Monday, October 8, 2007
DPP Solutions: HMI
In the realm of continuous lighting, these lamps are king, and for good reason
John Gresch, vice president of ARRI's lighting division, says, “In a filament source like tungsten—and let's say it's a large 5000-watt bulb—the size of that filament, which heats up and glows, is a much larger area compared to the HMI's arc source. So if you were to measure it, instead of being this half-inch gap, you'd have a filament that's 1½ or 2 inches. When this larger ‘blob' of light hits the reflector, some of the light rays are going to hit the intended optical path and go where you want them to—properly out the front of the reflector. But some of the light isn't, and you'll have secondary rays of light going where you don't want them to, hence your shadows aren't as crisp.”
And this is really why HMI lamps are in a league of their own. It makes them special, and expensive, compared to other types of bulbs.
Fresnel & PAR
While HMI lights come in many different optical systems that range from ellipsoidal, follow spot, soft light, open face and floodlight, the clear favorites among connoisseurs of continuous lighting in the photographic world are Fresnel and PAR (parabolic aluminized reflector).
A Fresnel consists of a metal housing, a reflector, a lamp assembly and a glass Fresnel lens—named after the 19th-century French physicist Augustin-Jean Fresnel, who first developed them for use in lighthouses. By dividing a lens surface into a series of concentric rings, you can make a large aperture lens that's thinner and lighter than a conventional lens and thus allows more light to pass through.
“The advantage of the Fresnel lens, with its circular glass rings,” adds Gresch, “is that you're able to take the point source of the light, and with the use of a spherical reflector instead of a parabolic reflector, put a majority of that light to that lens.

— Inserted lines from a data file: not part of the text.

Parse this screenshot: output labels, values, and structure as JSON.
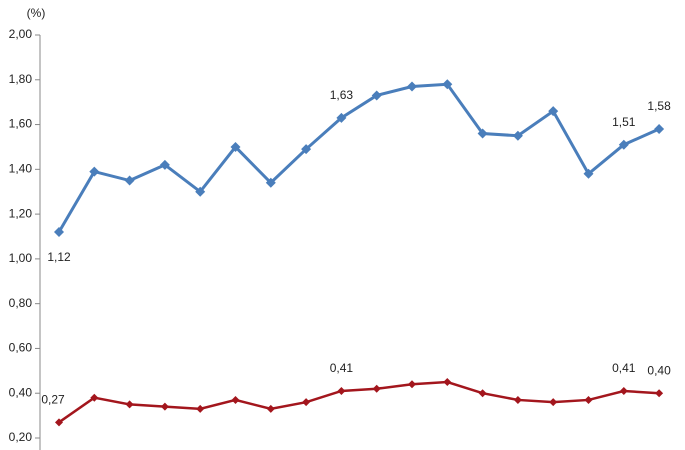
{
  "chart_data": {
    "type": "line",
    "unit_label": "(%)",
    "categories": [
      null,
      null,
      null,
      null,
      null,
      null,
      null,
      null,
      null,
      null,
      null,
      null,
      null,
      null,
      null,
      null,
      null,
      null
    ],
    "series": [
      {
        "color": "#4a7ebb",
        "values": [
          1.12,
          1.39,
          1.35,
          1.42,
          1.3,
          1.5,
          1.34,
          1.49,
          1.63,
          1.73,
          1.77,
          1.78,
          1.56,
          1.55,
          1.66,
          1.38,
          1.51,
          1.58
        ],
        "value_labels": [
          "1,12",
          null,
          null,
          null,
          null,
          null,
          null,
          null,
          "1,63",
          null,
          null,
          null,
          null,
          null,
          null,
          null,
          "1,51",
          "1,58"
        ]
      },
      {
        "color": "#a3161d",
        "values": [
          0.27,
          0.38,
          0.35,
          0.34,
          0.33,
          0.37,
          0.33,
          0.36,
          0.41,
          0.42,
          0.44,
          0.45,
          0.4,
          0.37,
          0.36,
          0.37,
          0.41,
          0.4
        ],
        "value_labels": [
          "0,27",
          null,
          null,
          null,
          null,
          null,
          null,
          null,
          "0,41",
          null,
          null,
          null,
          null,
          null,
          null,
          null,
          "0,41",
          "0,40"
        ]
      }
    ],
    "ylim": [
      0.2,
      2.0
    ],
    "yticks": [
      {
        "value": 0.2,
        "label": "0,20"
      },
      {
        "value": 0.4,
        "label": "0,40"
      },
      {
        "value": 0.6,
        "label": "0,60"
      },
      {
        "value": 0.8,
        "label": "0,80"
      },
      {
        "value": 1.0,
        "label": "1,00"
      },
      {
        "value": 1.2,
        "label": "1,20"
      },
      {
        "value": 1.4,
        "label": "1,40"
      },
      {
        "value": 1.6,
        "label": "1,60"
      },
      {
        "value": 1.8,
        "label": "1,80"
      },
      {
        "value": 2.0,
        "label": "2,00"
      }
    ],
    "grid": false
  }
}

So you get a very smooth light, a very even distribution of those rays.”
You also have the ability to create a different relationship between the lamp and the lens by changing the distance between them. You can create either a spot or a flood focus in a matter of seconds. And this isn't the case with some of the other optical systems.
Even though you can change lenses on a PAR HMI to achieve different levels of flood and spot light, there's no way to quickly adjust the distance between the lamp and the lens as with the Fresnel. That's why photographers who use HMI lighting will sometimes set their ambient or background light with a couple of PARs. This allows them to produce a big pool of light for establishing a mood. Then they can get really crisp highlights and shadows on their subject with a couple of Fresnels.